That is not to say I’m sentimental about vinyl. I buy CDs and I download (legally) at the highest resolution I can obtain. Digital music in digital formats – of course, why not? The tiny niche market for current releases pressed on vinyl is such an obvious dead end that it just depresses me to hear about. But even back in the ‘80s, the notion that everyone should replace all vinyl with CDs was such blatant snake oil that I still can’t believe how many did just that, even though keeping a working turntable now is no snap and movers curse me when they lift the record boxes. And you know what? Ask any archivist what the only durable format for audio is. Not most durable: only. All digital formats – discs and hard drives, both – fail eventually. Digital failure doesn’t mean increased background noise; it means unplayable music. So, all of our non-vinyl music will have to migrate ahead of that obsolescence. Or we can just buy it again. (Right?) For me (and probably you), it's a bit late to turn back now so it's a contradiction I'm resigned to. Neo boutique vinyl is too expensive, anyway.
The one aspect of vinyl records that I am oddly sentimental about is what CDs made go away and now miss: the difficulty of reproducing their contents. That’s what made them fetish objects (cf. Webster's: "a material object regarded with superstitious or obsessive devotion"), and not all the groovy art on the LP covers. “Analog” means what it says: analogy. Etching a master recording for vinyl pressing means making a model of what was on the original recording, whereas a digital format is a reproduction of the original signal and nothing but. Whether analog gives you a smoother, warmer and more complete sound than the super-approximation of digital is neither here nor there, really. It was more significant that you couldn’t copy what was on vinyl records (by taping or whatever) without getting an inferior signal and you still can’t. Accordingly, I doubt anyone in the record industry ever regarded home taping as a serious threat twenty or thirty years ago. Vinyl was like Walter Benjamin turned on his head: a privileged reproduction in the age of mechanical originals. The content of vinyl records was coextensive with what they were as physical objects.[see ill-advised footnote]
Unlike vinyl recoords, CDs are not privileged reproductions in any essential way, except legally. They are conduits for digital sound files that you can extrude and reproduce intact. The fetish aspect parallels the commercial dilemma, although the dilemma is very old news now. For as long as CDs were viewed as a bright, convenient and capacious alternative to vinyl records, their attraction and massive salability were assured. But CDs are not fetish objects, because their content is readily separable from its container. No matter how groovy the art in the booklet and inlay card, their audio content is what’s privileged and – if you’re so inclined, and millions are – it’s a spirit you can exorcise from its host with a few keystrokes.

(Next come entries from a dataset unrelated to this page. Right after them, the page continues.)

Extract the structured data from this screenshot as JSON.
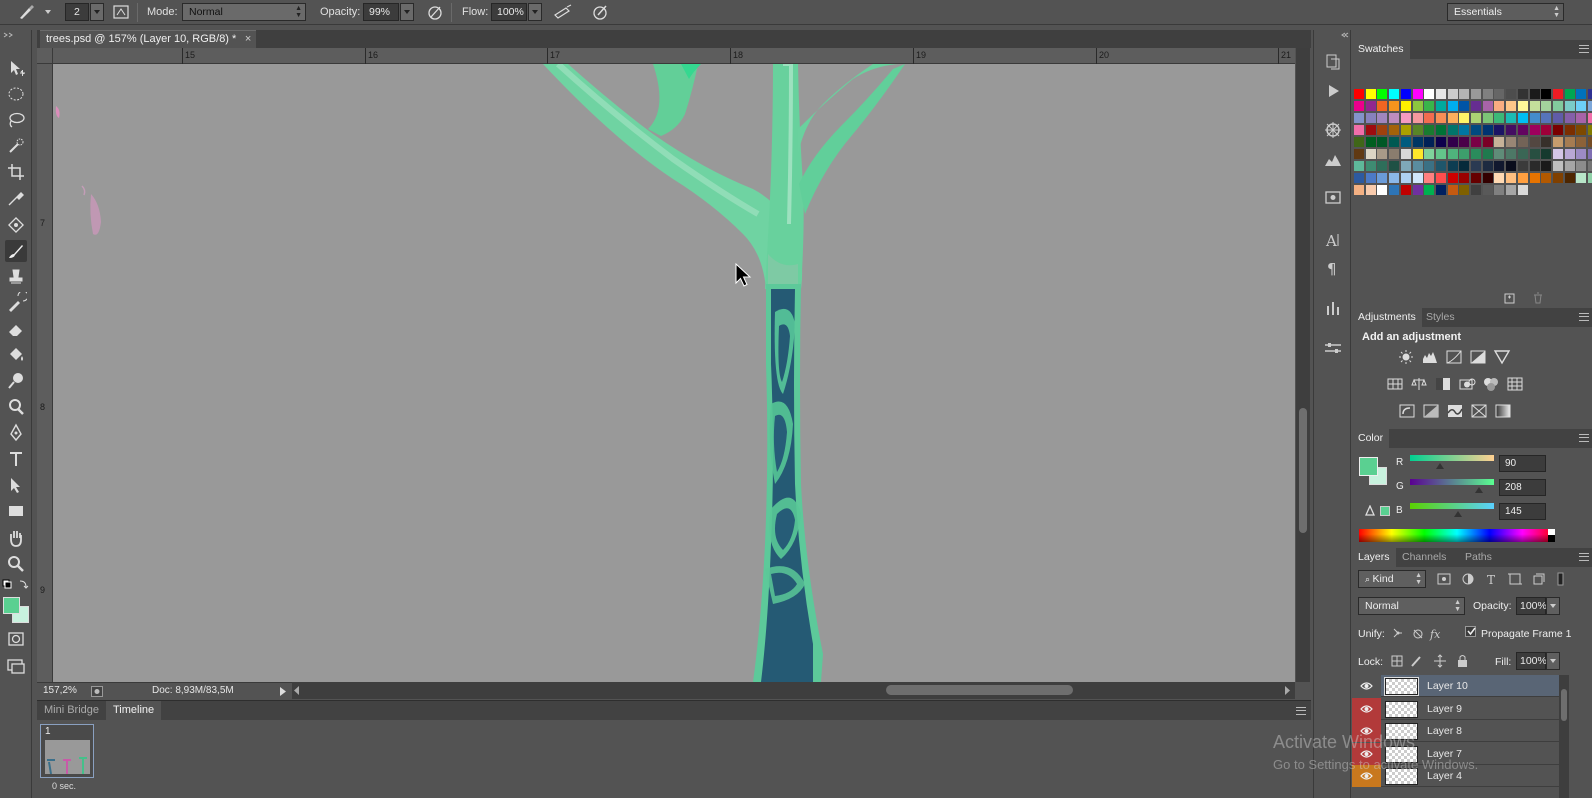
{
  "options_bar": {
    "brush_size": "2",
    "mode_label": "Mode:",
    "mode_value": "Normal",
    "opacity_label": "Opacity:",
    "opacity_value": "99%",
    "flow_label": "Flow:",
    "flow_value": "100%",
    "workspace": "Essentials"
  },
  "document": {
    "tab_title": "trees.psd @ 157% (Layer 10, RGB/8) *",
    "close_glyph": "×"
  },
  "rulers": {
    "horizontal": [
      "15",
      "16",
      "17",
      "18",
      "19",
      "20",
      "21"
    ],
    "vertical": [
      "7",
      "8",
      "9"
    ]
  },
  "status": {
    "zoom": "157,2%",
    "doc_size": "Doc: 8,93M/83,5M"
  },
  "bottom_panel": {
    "tabs": [
      "Mini Bridge",
      "Timeline"
    ],
    "active_tab": "Timeline",
    "frame_number": "1",
    "frame_delay": "0 sec."
  },
  "swatches": {
    "title": "Swatches",
    "rows": [
      [
        "#ff0000",
        "#ffff00",
        "#00ff00",
        "#00ffff",
        "#0000ff",
        "#ff00ff",
        "#ffffff",
        "#e6e6e6",
        "#cccccc",
        "#b3b3b3",
        "#999999",
        "#808080",
        "#666666",
        "#4d4d4d",
        "#333333",
        "#1a1a1a",
        "#000000",
        "#ed1c24",
        "#00a651",
        "#0072bc",
        "#2e3192"
      ],
      [
        "#ec008c",
        "#92278f",
        "#f26522",
        "#f7941d",
        "#fff200",
        "#8dc63f",
        "#39b54a",
        "#00a99d",
        "#00aeef",
        "#0054a6",
        "#662d91",
        "#a864a8",
        "#f9ad81",
        "#fdc689",
        "#fff799",
        "#c4df9b",
        "#a3d39c",
        "#82ca9d",
        "#7accc8",
        "#6dcff6",
        "#7da7d9"
      ],
      [
        "#8393ca",
        "#8781bd",
        "#a186be",
        "#bd8cbf",
        "#f49ac1",
        "#f5989d",
        "#f26c4f",
        "#f68e56",
        "#fbaf5d",
        "#fff568",
        "#acd373",
        "#7cc576",
        "#3cb878",
        "#1cbbb4",
        "#00bff3",
        "#448ccb",
        "#5674b9",
        "#605ca8",
        "#855fa8",
        "#a763a8",
        "#f06eaa"
      ],
      [
        "#f06ea9",
        "#9e0b0f",
        "#a0410d",
        "#a36209",
        "#aba000",
        "#598527",
        "#197b30",
        "#007236",
        "#00746b",
        "#0076a3",
        "#004a80",
        "#003471",
        "#1b1464",
        "#440e62",
        "#630460",
        "#9e005d",
        "#9e0039",
        "#790000",
        "#7b2e00",
        "#7d4900",
        "#827b00"
      ],
      [
        "#406618",
        "#005e20",
        "#005826",
        "#005952",
        "#005b7f",
        "#003663",
        "#002157",
        "#0d004c",
        "#32004b",
        "#4b0049",
        "#7b0046",
        "#7a0026",
        "#c7b299",
        "#998675",
        "#736357",
        "#534741",
        "#37302a",
        "#c69c6d",
        "#a67c52",
        "#8c6239",
        "#754c24"
      ],
      [
        "#603913",
        "#dcd5c5",
        "#a89a88",
        "#8a7d6e",
        "#d8d8d8",
        "#ffe62a",
        "#7fd29b",
        "#63c48a",
        "#4fb37c",
        "#3d9e6c",
        "#2a8c5c",
        "#1f7a4e",
        "#5f8c78",
        "#4d7866",
        "#3a6655",
        "#284f41",
        "#163a2e",
        "#d4c6e6",
        "#b9a8d5",
        "#9c8bc4",
        "#7f6fb2"
      ],
      [
        "#5eb89a",
        "#3e8c72",
        "#2e6e5a",
        "#1f5145",
        "#7fa8b8",
        "#5a8da0",
        "#3b7185",
        "#1f566b",
        "#0e3d52",
        "#062a3b",
        "#2a3a52",
        "#1d2a40",
        "#11182e",
        "#0a0d1c",
        "#3b3b3b",
        "#2a2a2a",
        "#1a1a1a",
        "#bfbfbf",
        "#a6a6a6",
        "#8c8c8c",
        "#737373"
      ],
      [
        "#2d5aa0",
        "#4c7ac6",
        "#6a9bd8",
        "#8bb8e8",
        "#aed0f2",
        "#d0e6fb",
        "#ff8080",
        "#ff4d4d",
        "#cc0000",
        "#990000",
        "#660000",
        "#330000",
        "#ffd9b3",
        "#ffbf80",
        "#ff9f40",
        "#e67300",
        "#b35900",
        "#804000",
        "#4d2600",
        "#b8e6c9",
        "#8fd1a8"
      ],
      [
        "#f4b183",
        "#f8cbad",
        "#ffffff",
        "#2e75b6",
        "#c00000",
        "#7030a0",
        "#00b050",
        "#002060",
        "#c55a11",
        "#7f6000",
        "#404040",
        "#595959",
        "#808080",
        "#a6a6a6",
        "#d9d9d9"
      ]
    ]
  },
  "adjustments": {
    "tabs": [
      "Adjustments",
      "Styles"
    ],
    "heading": "Add an adjustment"
  },
  "color": {
    "title": "Color",
    "foreground": "#5ad091",
    "background": "#c8f2de",
    "r_label": "R",
    "r_value": "90",
    "r_fraction": 0.353,
    "g_label": "G",
    "g_value": "208",
    "g_fraction": 0.816,
    "b_label": "B",
    "b_value": "145",
    "b_fraction": 0.569
  },
  "layers": {
    "tabs": [
      "Layers",
      "Channels",
      "Paths"
    ],
    "kind_label": "Kind",
    "blend_mode": "Normal",
    "opacity_label": "Opacity:",
    "opacity_value": "100%",
    "unify_label": "Unify:",
    "propagate_label": "Propagate Frame 1",
    "lock_label": "Lock:",
    "fill_label": "Fill:",
    "fill_value": "100%",
    "items": [
      {
        "name": "Layer 10",
        "selected": true,
        "eye_color": "#535353"
      },
      {
        "name": "Layer 9",
        "selected": false,
        "eye_color": "#b23a3a"
      },
      {
        "name": "Layer 8",
        "selected": false,
        "eye_color": "#b23a3a"
      },
      {
        "name": "Layer 7",
        "selected": false,
        "eye_color": "#b23a3a"
      },
      {
        "name": "Layer 4",
        "selected": false,
        "eye_color": "#c8781e"
      }
    ]
  },
  "watermark": {
    "line1": "Activate Windows",
    "line2": "Go to Settings to activate Windows."
  },
  "canvas": {
    "background_color": "#999999",
    "branch_color": "#5fcf98",
    "trunk_color": "#235a76"
  }
}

I still buy CDs, like I said. I have to, given some of my tastes (pervert!) (uh…nerd!), my professional belief that artists need to be paid, and the plain fact that I’m not inclined to put 700 MB of .wav file on a damn hard drive for everything I own. (You aren’t either, but you don’t care.) Recorded music is essential for me and it’s not going away commercially. But it is not the goopy lens of youth that causes me to regard CDs and vinyl records very differently, and that goes double for their respective commercial prospects past and present. If the fetish aspect of salable recorded music product units is eroding (or gone), we have to assume it is now elsewhere (or about to show itself) and that proper re-contextualization of this aspect will mean a new CASH COW. For somebody. After all that pimple misery…
Aside from the cautionary tale of Reality D. Blipcrotch, a lunatic signed to Jefferson Airplane’s vanity label in the early ‘70s who expected the RCA engineers to rig a marijuana leaf to pop out of his record (literally) at the end of side one, my favorite extreme illustrations of vinyl object-ness are these:
- “Record Without A Cover” (1985) by Christian Marclay, a fantastic conceptualist who used to do live sound collages with four (and more) turntables simultaneously. “Record” was one of them (and very good listening it is), but it was exactly as advertised. The scratches and pops from the records used were as relevant as their ostensible “content.” Moreover, storing “Record” without any protective covering (as it instructs you to do, etched into the flipside along with the credits) would simply add more content to the thing. It certainly has to my copy.
- “Sonic Destroyer”/“G-Force” by Underground Resistance (d/b/a X‑101). These secretive Detroit techno guys were vinyl-fetishists to a fault (Mad Mike Banks, especially), but I’m particularly fond of this 12”. Side A has no take-up or take-off grooves and three disconnected bands, the last of which does things with a Roland 303 even more punishing than CJ Bolland’s “Horsepower.” Side B runs in reverse from the center to the rim.
- “Mentok I” by LFO (Warp 1991). There’s a great story in Simon Reynolds’ Energy Flash (Generation Ecstasy in the US) describing how these guys got an enormous bass sound on their 12” by convincing the mastering engineer to turn the filters off on the cutting lathe. This could have easily caused the lathe to burn out, but it didn’t, apparently. I only have the track on CD (came with UK edition of Simon’s book, in fact), but even there the bass is such that your ass will follow whether your mind is free or not.